There are lots of different ways of making videos and generating captions. In this blog post we’ll present two of these recipes – think of them as starting points that you can adapt and develop – they use existing University systems – so all you need is a web browser.
When we make recordings and videos for student to watch before or after scheduled teaching sessions we need to add captions to these videos. Captions are a text alternative that makes the video meaningful to someone with hearing difficulties. We also know that they are used significantly by non-native speakers, and those working in noisy environments.
When a video has captions applied the person watching the video can turn them on and off – this is normally done by clicking on a “CC” (closed captions) button.
The captions for a video are held in a text file that contains segments of text along with timestamps.
Video files are large, and your Canvas course is limited to 20GB of file attachments.
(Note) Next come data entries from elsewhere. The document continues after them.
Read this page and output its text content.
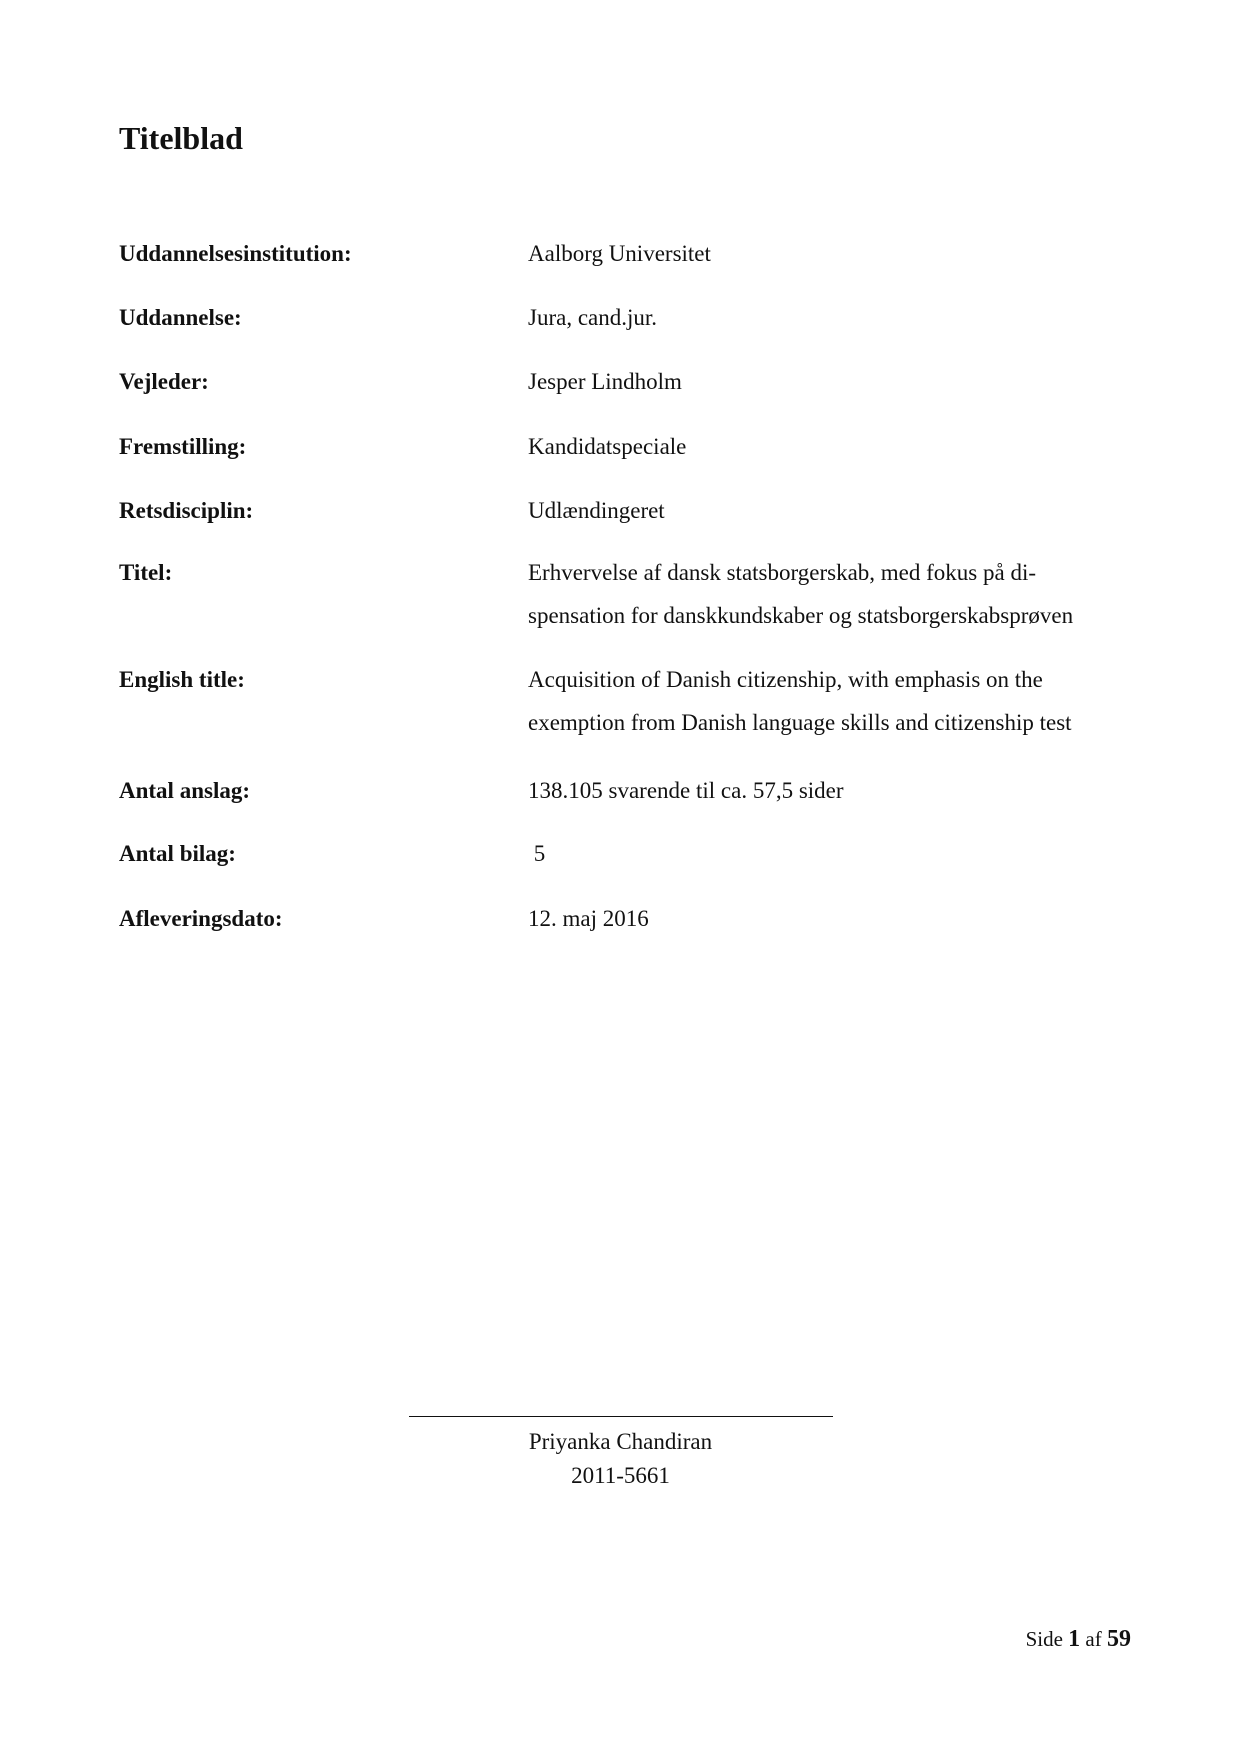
Titelblad
Uddannelsesinstitution:	Aalborg Universitet
Uddannelse:	Jura, cand.jur.
Vejleder:	Jesper Lindholm
Fremstilling:	Kandidatspeciale
Retsdisciplin:	Udlændingeret
Titel:	Erhvervelse af dansk statsborgerskab, med fokus på di-
spensation for danskkundskaber og statsborgerskabsprøven
English title:	Acquisition of Danish citizenship, with emphasis on the
exemption from Danish language skills and citizenship test
Antal anslag:	138.105 svarende til ca. 57,5 sider
Antal bilag:	5
Afleveringsdato:	12. maj 2016
Priyanka Chandiran
2011-5661
Side 1 af 59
So, it makes sense to add videos to one of our University Video Platforms (ReCap or Stream) and embed them into Canvas from there. ReCap and Stream both have Automatic Speech Recognition (ASR) capabilities and can add machine generated captions to videos. These won’t be 100% accurate, but they can be edited.
In overview the process is:
- Upload your video
- Add, edit and publish the machine generated captions
- Publish the video in your Canvas course
- Upload your video: Upload content to Recap (.docx) or record content with ReCap Personal Capture (.docx)
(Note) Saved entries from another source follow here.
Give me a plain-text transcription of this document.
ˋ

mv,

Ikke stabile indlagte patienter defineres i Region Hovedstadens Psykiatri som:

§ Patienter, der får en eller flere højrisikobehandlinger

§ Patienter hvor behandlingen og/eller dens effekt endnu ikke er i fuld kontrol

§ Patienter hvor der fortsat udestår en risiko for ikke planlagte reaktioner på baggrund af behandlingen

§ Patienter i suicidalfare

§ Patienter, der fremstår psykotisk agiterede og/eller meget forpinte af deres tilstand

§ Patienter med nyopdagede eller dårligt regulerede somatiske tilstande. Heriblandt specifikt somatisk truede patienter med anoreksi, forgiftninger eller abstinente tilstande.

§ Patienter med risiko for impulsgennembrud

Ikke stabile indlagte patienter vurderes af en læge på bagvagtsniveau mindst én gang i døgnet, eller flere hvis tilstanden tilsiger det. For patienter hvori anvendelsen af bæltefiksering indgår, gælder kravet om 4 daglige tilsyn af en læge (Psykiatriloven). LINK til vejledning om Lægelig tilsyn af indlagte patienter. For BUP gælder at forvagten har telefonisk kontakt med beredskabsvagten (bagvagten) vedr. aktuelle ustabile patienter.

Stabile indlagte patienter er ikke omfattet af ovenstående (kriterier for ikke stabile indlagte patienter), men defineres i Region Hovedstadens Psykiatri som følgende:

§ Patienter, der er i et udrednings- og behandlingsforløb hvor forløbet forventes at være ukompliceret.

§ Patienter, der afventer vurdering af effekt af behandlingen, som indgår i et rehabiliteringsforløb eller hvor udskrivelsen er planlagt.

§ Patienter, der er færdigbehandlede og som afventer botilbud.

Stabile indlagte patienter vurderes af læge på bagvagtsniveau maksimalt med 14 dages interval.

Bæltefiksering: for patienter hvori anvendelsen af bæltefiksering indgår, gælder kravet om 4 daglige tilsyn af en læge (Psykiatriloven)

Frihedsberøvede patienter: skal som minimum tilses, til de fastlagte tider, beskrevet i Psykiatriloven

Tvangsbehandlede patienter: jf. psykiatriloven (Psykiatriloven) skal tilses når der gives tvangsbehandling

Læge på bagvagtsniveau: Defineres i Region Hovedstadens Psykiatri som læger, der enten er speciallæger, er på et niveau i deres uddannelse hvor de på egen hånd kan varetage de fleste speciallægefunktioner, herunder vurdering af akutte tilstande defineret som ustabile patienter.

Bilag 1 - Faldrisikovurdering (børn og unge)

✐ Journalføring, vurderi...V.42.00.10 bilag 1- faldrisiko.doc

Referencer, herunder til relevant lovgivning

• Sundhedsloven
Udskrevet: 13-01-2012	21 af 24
- Add automatic captions to the recording
- Publish the recording in Canvas
The ReCap integration makes sure that all students and teachers on the course have access to the recording – you do not need to adjust permissions.
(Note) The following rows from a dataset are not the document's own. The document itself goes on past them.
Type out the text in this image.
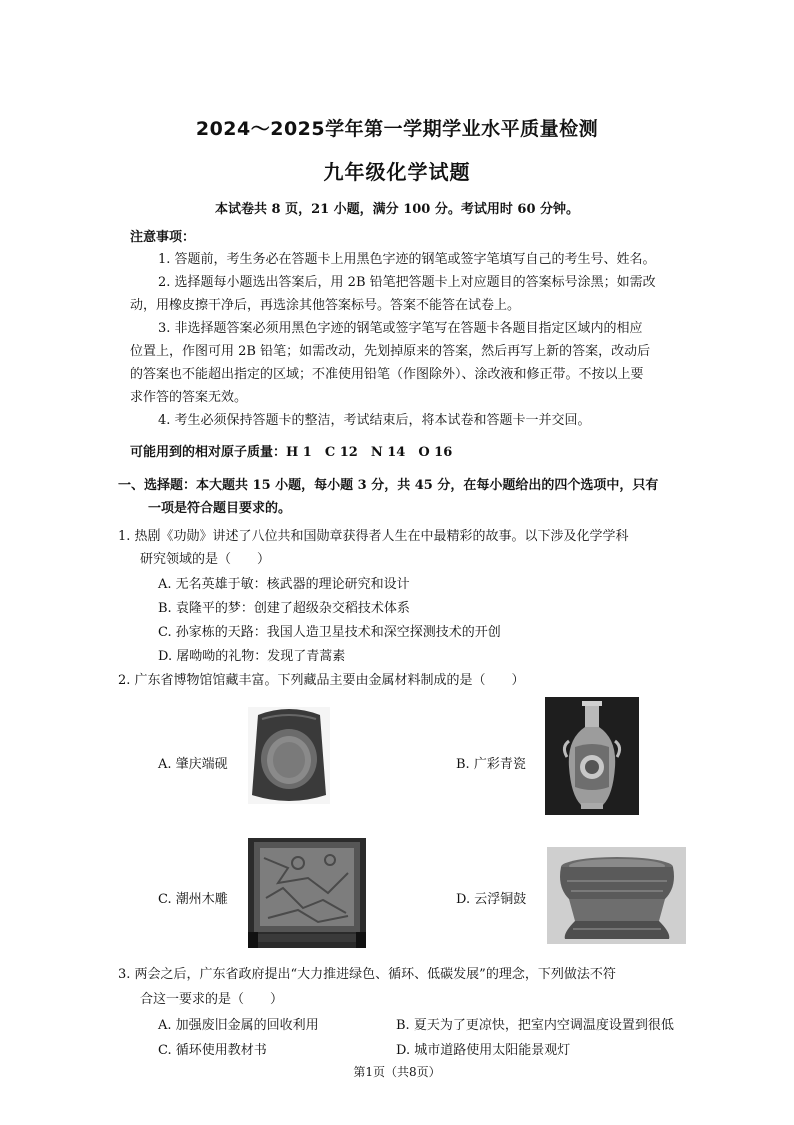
2024～2025学年第一学期学业水平质量检测
九年级化学试题
本试卷共 8 页，21 小题，满分 100 分。考试用时 60 分钟。
注意事项：
1. 答题前，考生务必在答题卡上用黑色字迹的钢笔或签字笔填写自己的考生号、姓名。
2. 选择题每小题选出答案后，用 2B 铅笔把答题卡上对应题目的答案标号涂黑；如需改
动，用橡皮擦干净后，再选涂其他答案标号。答案不能答在试卷上。
3. 非选择题答案必须用黑色字迹的钢笔或签字笔写在答题卡各题目指定区域内的相应
位置上，作图可用 2B 铅笔；如需改动，先划掉原来的答案，然后再写上新的答案，改动后
的答案也不能超出指定的区域；不准使用铅笔（作图除外）、涂改液和修正带。不按以上要
求作答的答案无效。
4. 考生必须保持答题卡的整洁，考试结束后，将本试卷和答题卡一并交回。
可能用到的相对原子质量：H 1　C 12　N 14　O 16
一、选择题：本大题共 15 小题，每小题 3 分，共 45 分，在每小题给出的四个选项中，只有
一项是符合题目要求的。
1. 热剧《功勋》讲述了八位共和国勋章获得者人生在中最精彩的故事。以下涉及化学学科
研究领域的是（　　）
A. 无名英雄于敏：核武器的理论研究和设计
B. 袁隆平的梦：创建了超级杂交稻技术体系
C. 孙家栋的天路：我国人造卫星技术和深空探测技术的开创
D. 屠呦呦的礼物：发现了青蒿素
2. 广东省博物馆馆藏丰富。下列藏品主要由金属材料制成的是（　　）
A. 肇庆端砚	B. 广彩青瓷
C. 潮州木雕	D. 云浮铜鼓
3. 两会之后，广东省政府提出“大力推进绿色、循环、低碳发展”的理念，下列做法不符
合这一要求的是（　　）
A. 加强废旧金属的回收利用	B. 夏天为了更凉快，把室内空调温度设置到很低
C. 循环使用教材书	D. 城市道路使用太阳能景观灯
第1页（共8页）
- Upload a video to Stream or Record the Screen
- Generate automatic captions for your Microsoft Stream videos and Edit the transcript
- Publish videos in Canvas
Do I have to edit automatic captions for my videos?
The university has recently agreed text for a captions disclaimer for students. This makes it clear that automatically generated captions aren’t 100% accurate and that students need to be use these alongside their wider reading. Students requiring accurate captions as part of their reasonable adjustments should contact their disability adviser.
If time permits, light touch editing of captions will help many students.